Methods A retrospective, cohort, case-controlled study. Patients who started a tenofovir (n=100) or non-tenofovir containing regimen (n=127) between 1/1/04-1/6/05 were compared. Demographics, CDC stage, baseline viral load and CD4 count, pre-existing medical conditions, previous exposure to HAART and reason for starting treatment were collected. Weight, serum creatinine and phosphate was recorded at 0, 3, 6 and 12 months post HAART initiation. The creatinine clearance (CrCl) was calculated using the Cockcroft -Gault equation.
Summary of Results Preliminary results of 61 tenofovir cases (72% Black African) and 73 controls (59% Black African) indicated that the groups were comparable in age, gender and ethnicity. Tenofovir cases were more likely to be at CDC stage C and have had prior HAART (p<0.002 for both). Mean creatinine at baseline and 12 months for cases was 73_mol/l and 80_mol/l, respectively and for controls was 87_mol/l and 83_mol/l, respectively (NS). Mean CrCl at baseline and 12 months for cases was 112mls/min and 110mls/min, respectively and for controls was 120mls/min and 130mls/min, respectively (NS). At 12 months there was a mean increase in CrCl in the control arm of 10.2mls/min and a mean decrease in the tenofovir arm of 1.8mls/min (p=0.04).
Conclusions There was no significant increase in renal toxicity for patients taking tenofovir, although those on a non-tenofovir based regimen showed a greater improvement in CrCl.

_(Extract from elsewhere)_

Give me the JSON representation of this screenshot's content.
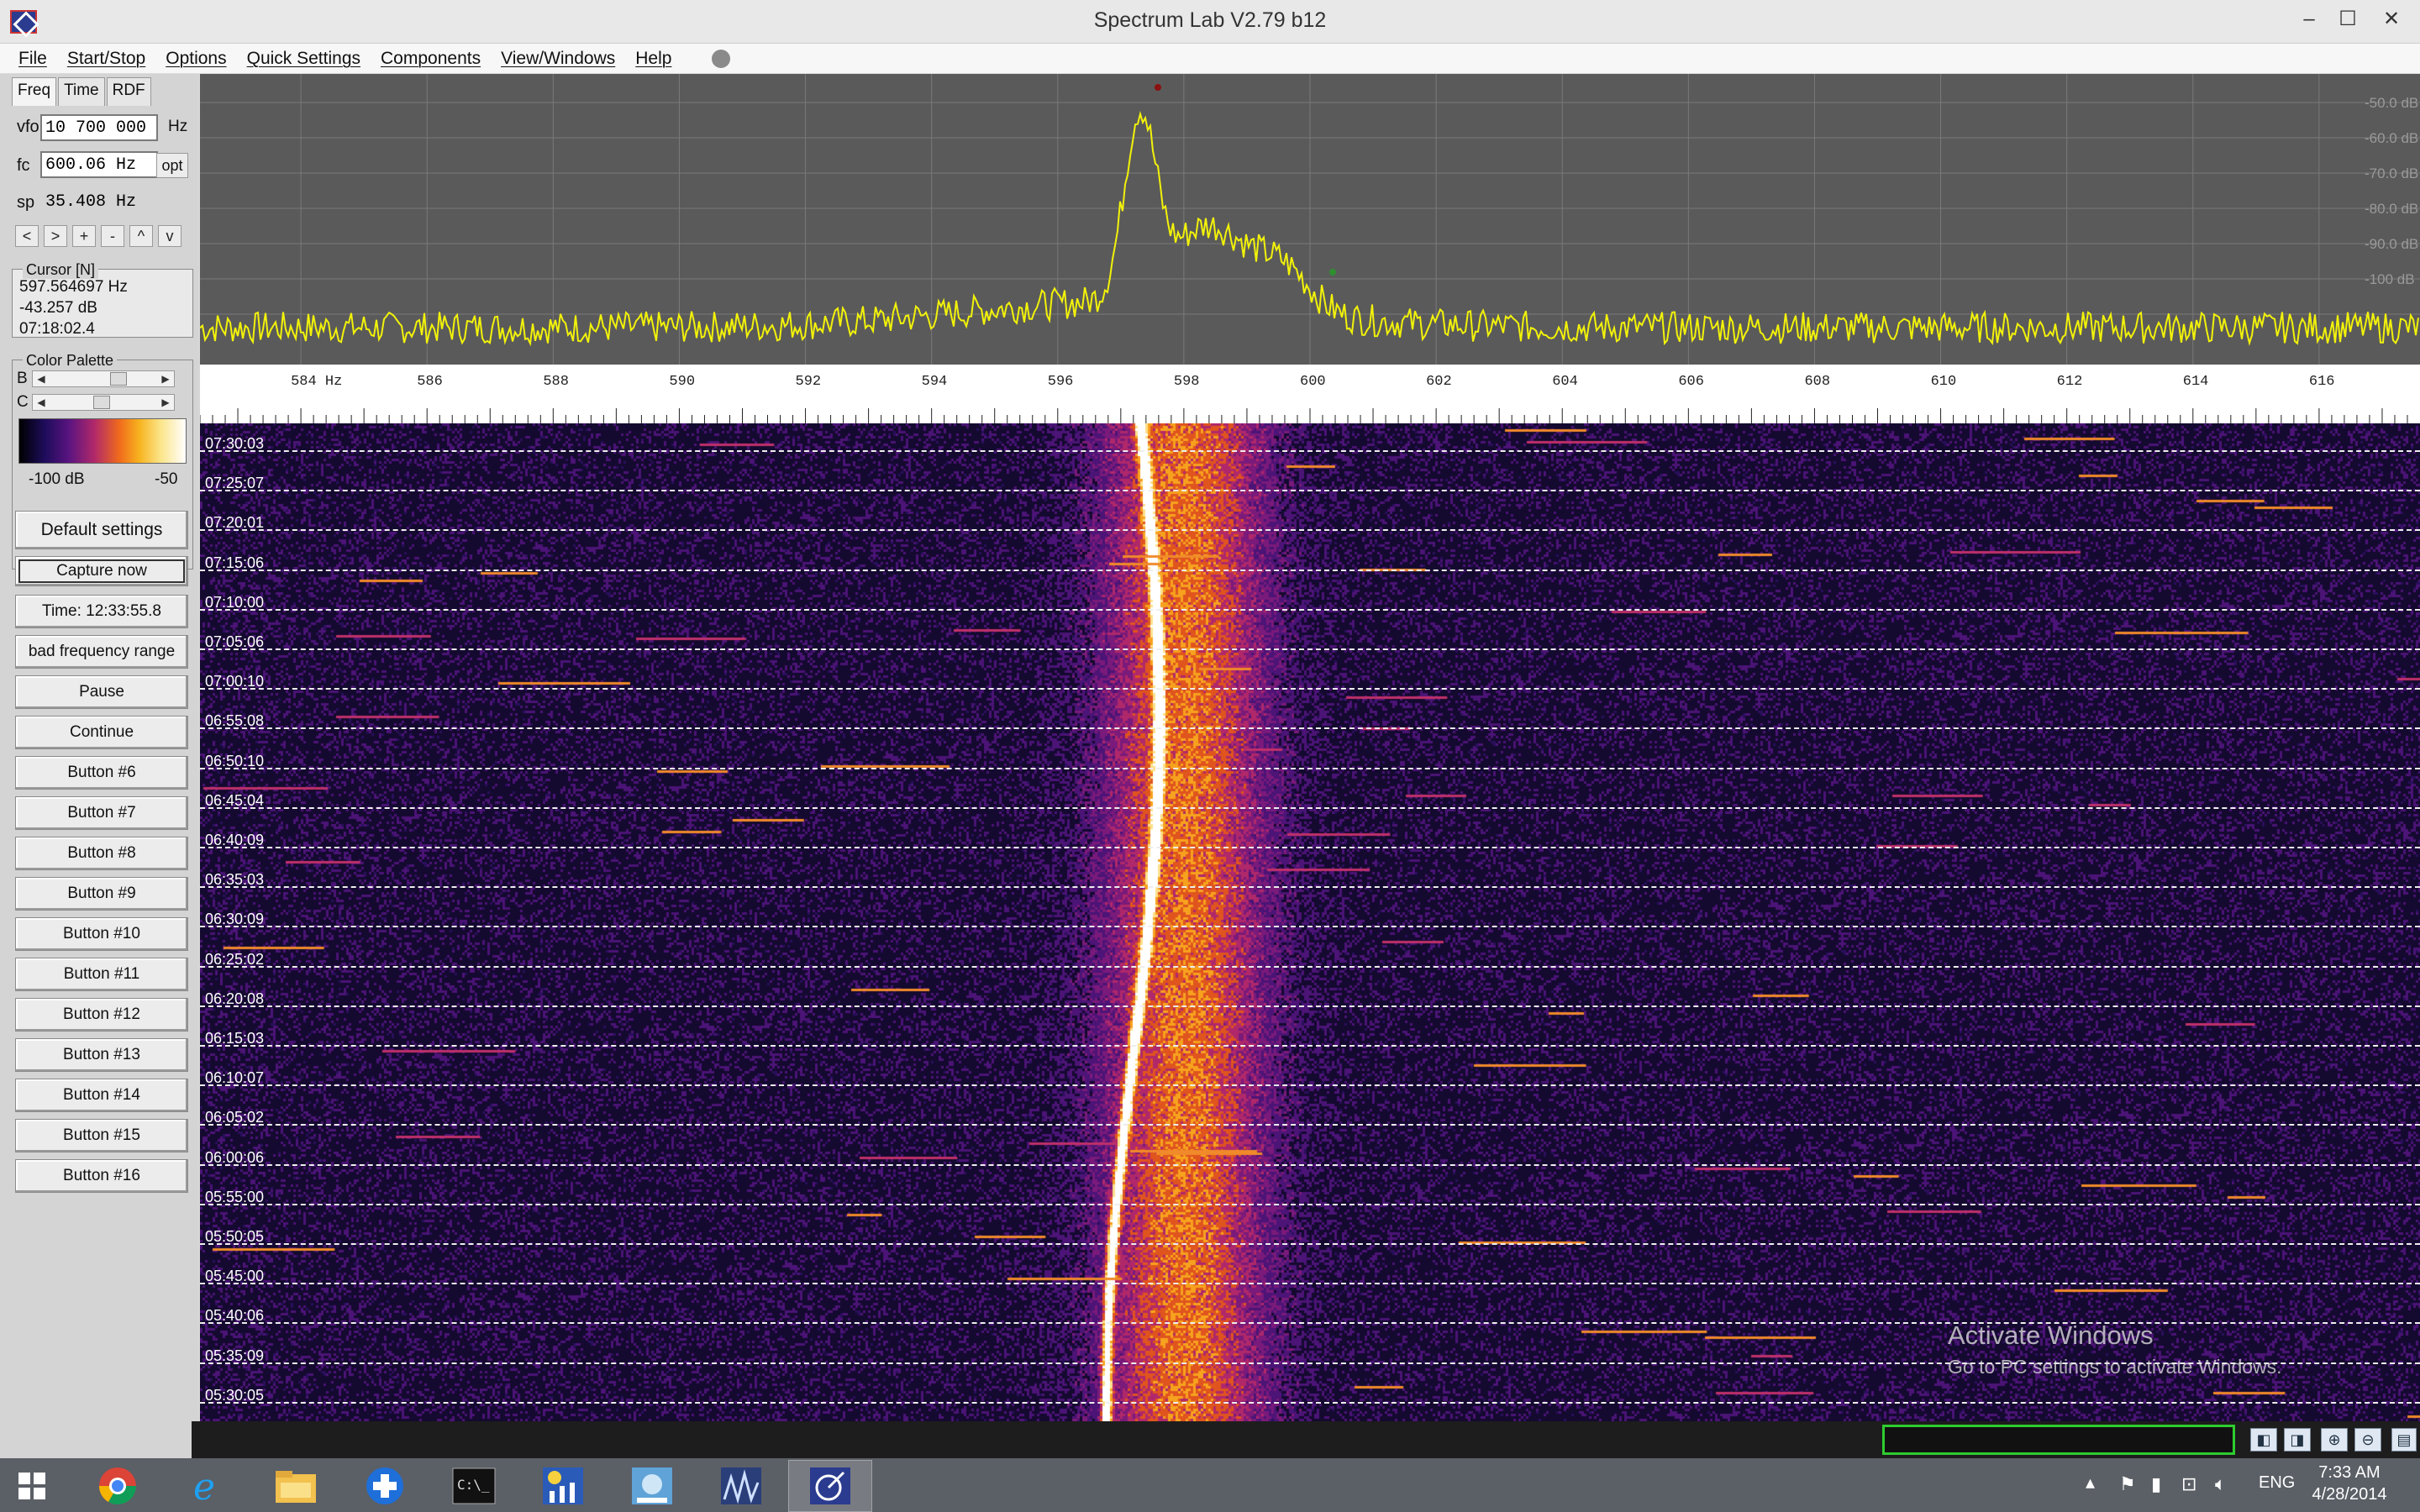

The clinical signficance of this can only be ascertained by longer term follow up.
[P155] Changes in creatinine clearance over time in a patient cohort on tenofovir as part of combined antiretroviral therapy
Imali Fernando, Dan Clutterbuck. Genito Urinary Medicine, New Royal Infirmary of Edinburgh, Edinburgh, Lothian, UK
Purpose of the Study To retrospectively overview changes over time in creatinine clearance in a patient cohort following initiation of Tenofovir DF (TDF) as part of combined therapy.
Methods This was a retrospective study of all patients (82) at the Edinburgh Genito Urinary Medicine clinic who received TDF as part of combination therapy for a period exceeding 6 months. Creatinine clearance values were calculated (using Modified Diet in Renal Disease equation) preceding the initiation of TDF and then, (while on the drug) at intervals of 1 month, 3 months, 6 months, 1 year, and annually thereafter.

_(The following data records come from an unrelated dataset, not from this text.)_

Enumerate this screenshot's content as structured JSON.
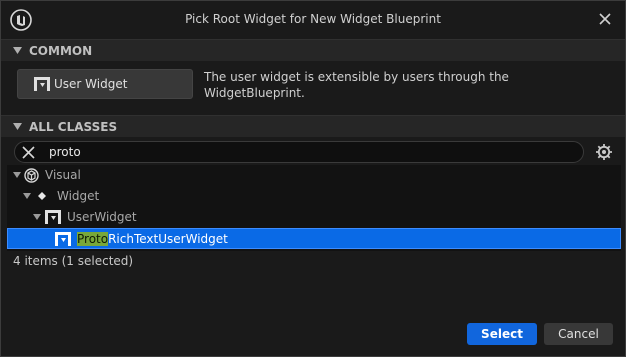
{
  "window": {
    "title": "Pick Root Widget for New Widget Blueprint"
  },
  "common": {
    "header": "COMMON",
    "button_label": "User Widget",
    "description": "The user widget is extensible by users through the WidgetBlueprint."
  },
  "all_classes": {
    "header": "ALL CLASSES",
    "search_value": "proto"
  },
  "tree": {
    "visual": "Visual",
    "widget": "Widget",
    "user_widget": "UserWidget",
    "selected_match": "Proto",
    "selected_rest": "RichTextUserWidget"
  },
  "status": "4 items (1 selected)",
  "buttons": {
    "select": "Select",
    "cancel": "Cancel"
  },
  "colors": {
    "accent": "#1166dd",
    "selection": "#0a6ae6",
    "highlight": "#78a83a"
  },
  "icons": [
    "unreal-logo-icon",
    "close-icon",
    "caret-down-icon",
    "widget-blueprint-icon",
    "clear-icon",
    "gear-icon",
    "visual-icon",
    "diamond-icon"
  ]
}
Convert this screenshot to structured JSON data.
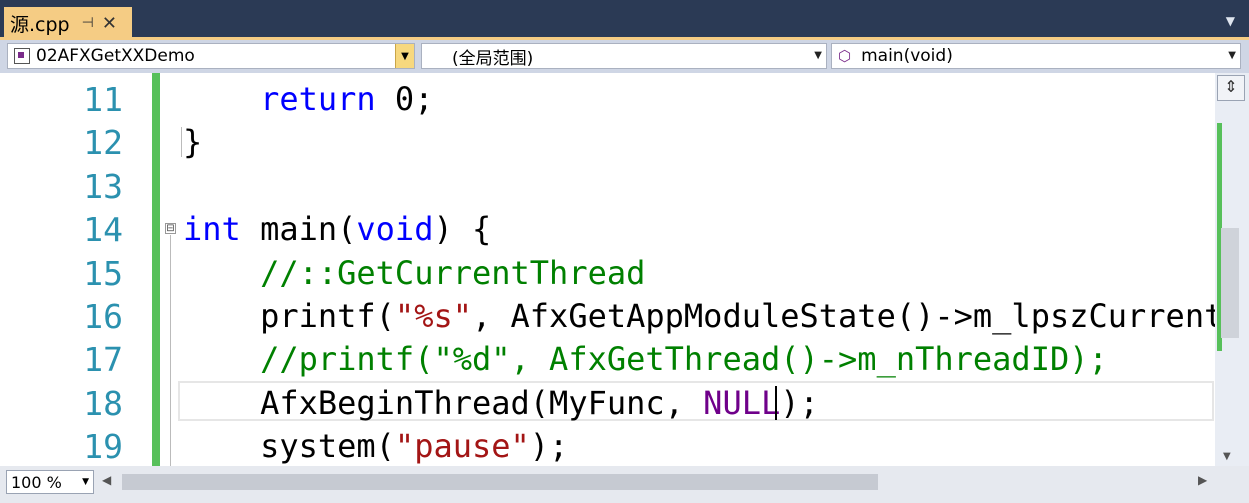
{
  "tab": {
    "title": "源.cpp",
    "pin": "⊣",
    "close": "✕",
    "menu": "▼"
  },
  "navbar": {
    "project": "02AFXGetXXDemo",
    "scope": "(全局范围)",
    "function": "main(void)"
  },
  "editor": {
    "line_numbers": [
      "11",
      "12",
      "13",
      "14",
      "15",
      "16",
      "17",
      "18",
      "19"
    ],
    "fold_marker": "⊟",
    "accent_color": "#57c05a",
    "current_line": "18"
  },
  "code": {
    "l11_return": "return",
    "l11_rest": " 0;",
    "l12": "}",
    "l14_int": "int",
    "l14_mid": " main(",
    "l14_void": "void",
    "l14_end": ") {",
    "l15_comment": "//::GetCurrentThread",
    "l16_a": "printf(",
    "l16_str": "\"%s\"",
    "l16_b": ", AfxGetAppModuleState()->m_lpszCurrentAppN",
    "l17_comment": "//printf(\"%d\", AfxGetThread()->m_nThreadID);",
    "l18_a": "AfxBeginThread(MyFunc, ",
    "l18_null": "NULL",
    "l18_b": ");",
    "l19_a": "system(",
    "l19_str": "\"pause\"",
    "l19_b": ");"
  },
  "status": {
    "zoom": "100 %"
  }
}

Demographic data (age, race and sex) were collected. Note was also made of CD4 count and viral load at initiation of TDF, time from HIV diagnosis, CDC code, previous antiretroviral experience, previous recreational drug usage, hepatitis B and C co-infection, other significant comorbidities (e.g. - previous renal impairment, hypertension and diabetes) and concurrent nephrotoxic drug use.

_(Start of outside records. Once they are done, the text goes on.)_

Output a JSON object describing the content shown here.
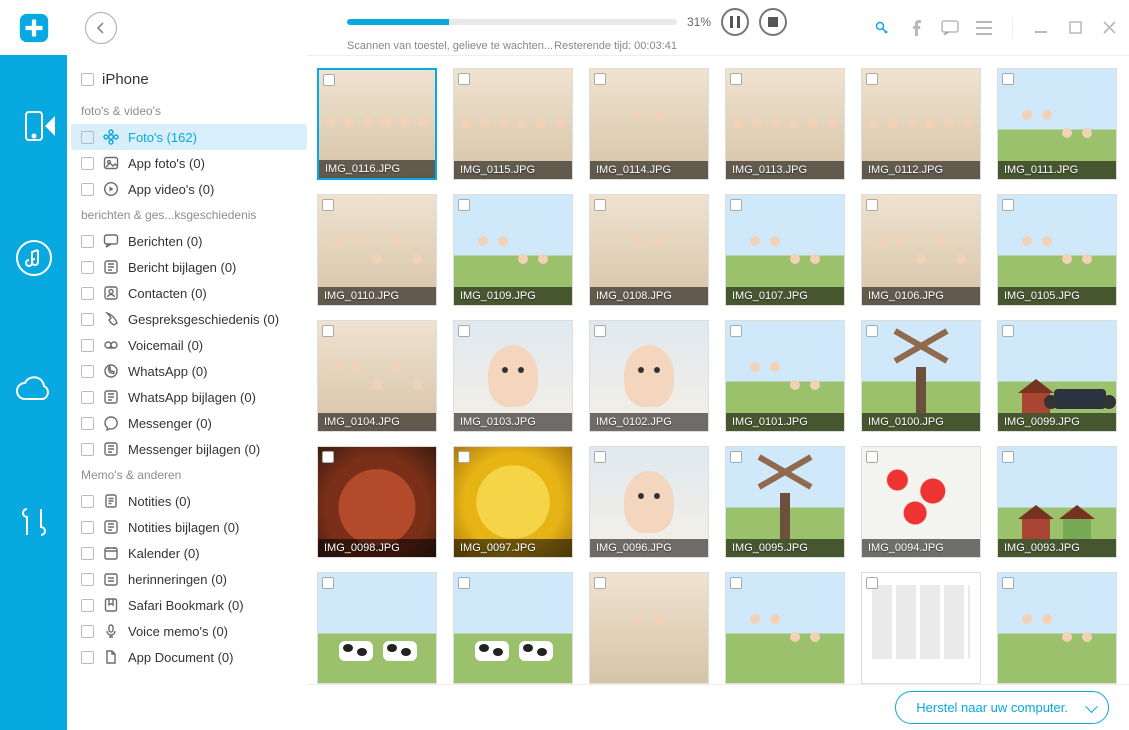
{
  "progress": {
    "percent": "31%",
    "fill_pct": 31,
    "scan_text": "Scannen van toestel, gelieve te wachten...",
    "remaining": "Resterende tijd: 00:03:41"
  },
  "device": {
    "name": "iPhone"
  },
  "groups": [
    {
      "label": "foto's & video's",
      "items": [
        {
          "id": "photos",
          "label": "Foto's (162)",
          "selected": true,
          "icon": "flower"
        },
        {
          "id": "app-photos",
          "label": "App foto's (0)",
          "icon": "image"
        },
        {
          "id": "app-videos",
          "label": "App video's (0)",
          "icon": "play"
        }
      ]
    },
    {
      "label": "berichten & ges...ksgeschiedenis",
      "items": [
        {
          "id": "messages",
          "label": "Berichten (0)",
          "icon": "chat"
        },
        {
          "id": "msg-attach",
          "label": "Bericht bijlagen (0)",
          "icon": "attach"
        },
        {
          "id": "contacts",
          "label": "Contacten (0)",
          "icon": "contact"
        },
        {
          "id": "callhist",
          "label": "Gespreksgeschiedenis (0)",
          "icon": "phone"
        },
        {
          "id": "voicemail",
          "label": "Voicemail (0)",
          "icon": "voicemail"
        },
        {
          "id": "whatsapp",
          "label": "WhatsApp (0)",
          "icon": "whatsapp"
        },
        {
          "id": "wa-attach",
          "label": "WhatsApp bijlagen (0)",
          "icon": "attach"
        },
        {
          "id": "messenger",
          "label": "Messenger (0)",
          "icon": "messenger"
        },
        {
          "id": "msgr-attach",
          "label": "Messenger bijlagen (0)",
          "icon": "attach"
        }
      ]
    },
    {
      "label": "Memo's & anderen",
      "items": [
        {
          "id": "notes",
          "label": "Notities (0)",
          "icon": "note"
        },
        {
          "id": "notes-attach",
          "label": "Notities bijlagen (0)",
          "icon": "attach"
        },
        {
          "id": "calendar",
          "label": "Kalender (0)",
          "icon": "calendar"
        },
        {
          "id": "reminders",
          "label": "herinneringen (0)",
          "icon": "reminder"
        },
        {
          "id": "safari",
          "label": "Safari Bookmark (0)",
          "icon": "bookmark"
        },
        {
          "id": "voicememo",
          "label": "Voice memo's (0)",
          "icon": "mic"
        },
        {
          "id": "appdoc",
          "label": "App Document (0)",
          "icon": "doc"
        }
      ]
    }
  ],
  "thumbnails": [
    {
      "file": "IMG_0116.JPG",
      "kind": "bridesmaids",
      "selected": true
    },
    {
      "file": "IMG_0115.JPG",
      "kind": "bridesmaids"
    },
    {
      "file": "IMG_0114.JPG",
      "kind": "wedding-couple"
    },
    {
      "file": "IMG_0113.JPG",
      "kind": "bridesmaids"
    },
    {
      "file": "IMG_0112.JPG",
      "kind": "bridesmaids"
    },
    {
      "file": "IMG_0111.JPG",
      "kind": "family-outdoor"
    },
    {
      "file": "IMG_0110.JPG",
      "kind": "family-floor"
    },
    {
      "file": "IMG_0109.JPG",
      "kind": "family-outdoor"
    },
    {
      "file": "IMG_0108.JPG",
      "kind": "wedding-couple"
    },
    {
      "file": "IMG_0107.JPG",
      "kind": "family-outdoor"
    },
    {
      "file": "IMG_0106.JPG",
      "kind": "family-indoor"
    },
    {
      "file": "IMG_0105.JPG",
      "kind": "family-outdoor"
    },
    {
      "file": "IMG_0104.JPG",
      "kind": "family-dinner"
    },
    {
      "file": "IMG_0103.JPG",
      "kind": "portrait-girl"
    },
    {
      "file": "IMG_0102.JPG",
      "kind": "portrait-girl"
    },
    {
      "file": "IMG_0101.JPG",
      "kind": "family-outdoor"
    },
    {
      "file": "IMG_0100.JPG",
      "kind": "windmill-scene"
    },
    {
      "file": "IMG_0099.JPG",
      "kind": "car-scene"
    },
    {
      "file": "IMG_0098.JPG",
      "kind": "food-meat"
    },
    {
      "file": "IMG_0097.JPG",
      "kind": "food-pineapple"
    },
    {
      "file": "IMG_0096.JPG",
      "kind": "portrait-girl"
    },
    {
      "file": "IMG_0095.JPG",
      "kind": "windmill-scene"
    },
    {
      "file": "IMG_0094.JPG",
      "kind": "flowers"
    },
    {
      "file": "IMG_0093.JPG",
      "kind": "houses"
    },
    {
      "file": "",
      "kind": "cows"
    },
    {
      "file": "",
      "kind": "cows"
    },
    {
      "file": "",
      "kind": "wedding-couple"
    },
    {
      "file": "",
      "kind": "family-outdoor"
    },
    {
      "file": "",
      "kind": "screenshots"
    },
    {
      "file": "",
      "kind": "family-outdoor"
    }
  ],
  "footer": {
    "restore_label": "Herstel naar uw computer."
  }
}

Summary of Results Overall, there was no statistically significant change in creatinine clearance in this cohort to be noted over time (P>0.05).
Conclusions Previous studies showed a link between significant nephrotoxic events in this patient population and variables of baseline renal insufficiency, diabetes and advanced immunosuppression. It may be queried therefore whether the relative scarcity of these predisposing factors in the Edinburgh cohort helped prevent any significant renal events1, 2.
1. Becker S et al. Beyond Serum Creatinine: Identification of Renal Insufficiency Using Glomerular Filtration: Implications for Clinical Research and Care. Poster 819, 12th CROI 2005.
2. Gallant JE et al. Decline in Renal Function Associated with Tenofovir DF (TDF) Compared to Nucleoside Reverse Transcriptase Inhibitor (NRTI) Treatment. Poster N-138, 12th CROI 2005.